Through 50 years, Larry Sparks has honed a full-bodied, soulful approach to singing bluegrass. He has a wonderful right hand, maintaining unbreakable rhythm while contributing leads that lend a bluesy country resonance to his songs.
Sparks and his band form the consistent instrumental core with The Lonesome Ramblers appearing throughout. Tyler Mullins handles the banjo duties and Larry D. Sparks takes care of bass. Jackie Kincaid's tenor is recognizable on most songs. Long-time compatriot David Harvey is the featured mandolin player with Ron Stewart fiddling.
The feature track, "Bitterweeds," is impressive. Stewart lays the foundation for this expansive narrative, one that should become a Sparks standard. Modulating his vocal approach to utilize precise lyrical imagery, Sparks creates a compelling and mournful character study.
Select pioneers of bluegrass appear throughout. On two songs, Curly Seckler sings tenor to Sparks' lead. "Dim Lights, Thick Smoke" has the added bonus of Bobby Osborne on mandolin, while "We're Going To Sing, Sing, Sing" features Jesse McReynolds on mando. Seckler's voice adds depth to the choruses.
Osborne appears on a second song, also singing this time on "Letter to My Darling." This classic sound - Sparks singing lead and baritone on the chorus, Osborne with a clear tenor, a tight five-instrument arrangement featuring a real nice break from the mandolin master - makes this track an immediate favorite.

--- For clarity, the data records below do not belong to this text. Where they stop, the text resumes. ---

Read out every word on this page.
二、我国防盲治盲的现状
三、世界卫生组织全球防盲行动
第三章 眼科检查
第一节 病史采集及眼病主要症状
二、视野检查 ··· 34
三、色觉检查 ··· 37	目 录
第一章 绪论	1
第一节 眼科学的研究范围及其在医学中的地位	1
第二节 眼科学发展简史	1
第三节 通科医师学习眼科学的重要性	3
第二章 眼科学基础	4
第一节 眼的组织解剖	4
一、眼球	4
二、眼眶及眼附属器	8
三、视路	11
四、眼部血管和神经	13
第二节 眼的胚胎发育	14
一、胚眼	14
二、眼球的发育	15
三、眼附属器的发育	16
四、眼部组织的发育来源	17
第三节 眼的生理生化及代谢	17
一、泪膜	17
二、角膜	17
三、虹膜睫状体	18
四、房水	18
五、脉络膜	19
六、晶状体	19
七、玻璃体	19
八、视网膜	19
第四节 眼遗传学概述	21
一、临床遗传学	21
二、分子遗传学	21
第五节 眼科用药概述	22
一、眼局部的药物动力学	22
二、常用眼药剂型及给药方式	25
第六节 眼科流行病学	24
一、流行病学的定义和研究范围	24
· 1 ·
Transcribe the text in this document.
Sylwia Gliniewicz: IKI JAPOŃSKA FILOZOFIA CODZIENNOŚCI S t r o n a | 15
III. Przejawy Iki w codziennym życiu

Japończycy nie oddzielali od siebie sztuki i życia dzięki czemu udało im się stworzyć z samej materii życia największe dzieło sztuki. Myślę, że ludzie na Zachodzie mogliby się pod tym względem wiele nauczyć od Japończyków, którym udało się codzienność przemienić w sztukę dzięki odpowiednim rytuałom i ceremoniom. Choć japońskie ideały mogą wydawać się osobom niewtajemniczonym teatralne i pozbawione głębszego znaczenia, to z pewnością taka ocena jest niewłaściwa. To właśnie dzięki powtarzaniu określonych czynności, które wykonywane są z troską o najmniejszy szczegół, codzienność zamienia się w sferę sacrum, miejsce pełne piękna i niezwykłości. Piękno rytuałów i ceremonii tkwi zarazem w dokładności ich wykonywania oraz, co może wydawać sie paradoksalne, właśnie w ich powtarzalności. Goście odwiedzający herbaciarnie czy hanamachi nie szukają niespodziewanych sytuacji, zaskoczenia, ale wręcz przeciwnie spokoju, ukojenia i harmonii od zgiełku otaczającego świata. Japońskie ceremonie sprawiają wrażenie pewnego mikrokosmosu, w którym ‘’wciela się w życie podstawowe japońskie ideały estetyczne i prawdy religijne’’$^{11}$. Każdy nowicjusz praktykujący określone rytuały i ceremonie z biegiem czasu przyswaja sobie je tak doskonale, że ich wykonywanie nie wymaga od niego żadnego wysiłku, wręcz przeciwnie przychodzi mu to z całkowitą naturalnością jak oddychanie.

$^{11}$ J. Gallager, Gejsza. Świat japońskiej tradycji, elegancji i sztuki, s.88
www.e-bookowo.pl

Ralph Stanley lend his distinctive, continually dynamic voice to "Loving You Too Well," a Carter Stanley song. The dramatic pairing of two vocal giants doesn't overshadow the crisp precision of the instrumentalists. Kincaid's mandolin break is brief, but notable, and Stewart steps up for a brief cameo, as does Mullins. The performance of this arrangement is truly excellent in its execution.
Another in a line of terrific Larry Sparks albums, "Lonesome and Then Some" concludes with an archival recording. Joining the Blue Grass Boys at Bean Blossom, Sparks duets with Bill Monroe on "In the Pines." The energetic spontaneity and obvious fan appeal of this performance is apparent.
Larry Sparks has earned his status as a bluegrass legend. This new recording may mark Sparks' golden anniversary since joining the Clinch Mountain Boys, but it is unequivocal evidence that he isn't going to soon relinquish his rightful place as a denizen of bluegrass' artistic leadership.